The strengths of this review included an exhaustive literature search including major databases and grey literature. From the perspective of evidence-based medicine, it is necessary to collected current evidence on this topic, which included non-SCI or non-English literature. In addition, our methodology followed a rigorous guidance set forth by the Cochrane Collaboration, which included study selection, data extraction, risk-of-bias and certainty assessment. Random-effects models were chosen to reflect the potential clinical heterogeneity of the included studies. Our protocol also featured prespecified subgroup analyses and sensitivity analyses to mitigate the risk of spurious finding; and these analyses demonstrated that ultrasound-guided RM consistently decreased postoperative atelectasis. Finally, there were high certainty of evidence, little between-study heterogeneity and publication bias for the primary outcome.

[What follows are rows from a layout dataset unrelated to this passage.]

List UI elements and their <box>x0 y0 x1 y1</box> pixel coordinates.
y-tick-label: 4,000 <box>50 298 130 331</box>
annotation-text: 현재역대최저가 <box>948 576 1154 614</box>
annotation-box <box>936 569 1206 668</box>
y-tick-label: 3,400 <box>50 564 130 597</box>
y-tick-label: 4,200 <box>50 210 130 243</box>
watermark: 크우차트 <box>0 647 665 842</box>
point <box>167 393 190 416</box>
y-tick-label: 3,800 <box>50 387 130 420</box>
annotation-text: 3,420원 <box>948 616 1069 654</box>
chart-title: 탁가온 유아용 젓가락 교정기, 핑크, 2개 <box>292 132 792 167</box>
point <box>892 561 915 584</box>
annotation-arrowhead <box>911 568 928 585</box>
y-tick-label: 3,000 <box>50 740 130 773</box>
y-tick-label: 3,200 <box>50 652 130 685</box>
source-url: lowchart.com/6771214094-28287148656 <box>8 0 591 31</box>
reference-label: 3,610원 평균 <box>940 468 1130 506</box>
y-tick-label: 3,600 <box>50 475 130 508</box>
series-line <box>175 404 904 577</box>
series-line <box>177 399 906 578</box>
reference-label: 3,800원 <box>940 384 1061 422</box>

This study also has several limitations. First, the majority of studies were small single-center RCTs so there is the risk of a ‘small study’ effect, namely a bias raising from the tendency by small studies to publish and report larger and more advantageous effect size than studies with larger sample size. Second, it is important to underline the potential low robustness of arising from the relatively low FI of most included RCTs, thus our results should be interpreted with caution. Third, as elective abdominal surgery encompasses a broad range of surgical procedures, there is inherent heterogeneity of underlying conditions and patient characteristics. A certain variation in intraoperative ventilation strategies amongst the included studies also existed. Fourth, we have focused on investigating the association between ultrasound-guided RM and early postoperative outcomes because of the absence of long-term data in the included RCTs, and further studies are needed to evaluate its consequences on long-term outcomes and patient-centered outcomes, which are fundamental outcomes in anesthesia and perioperative care research. Last, we included only articles in English and Chinese in our study owing to the restriction, and the enrolled studies had not inadequately reported safety outcomes.
In conclusion, our meta-analysis suggests that perioperative ultrasound-guided RM strategy could help reduce the incidence of postoperative atelectasis and improve oxygenation, as well as shorten PACU and hospital length of stay. The optimal strategy including timing and method is not fully elucidated, and further studies are warranted in this area. Additionally, future studies should consider extend follow-up periods and evaluate long-term outcomes, thereby offering insights into the sustained impact of ultrasound-guided RM.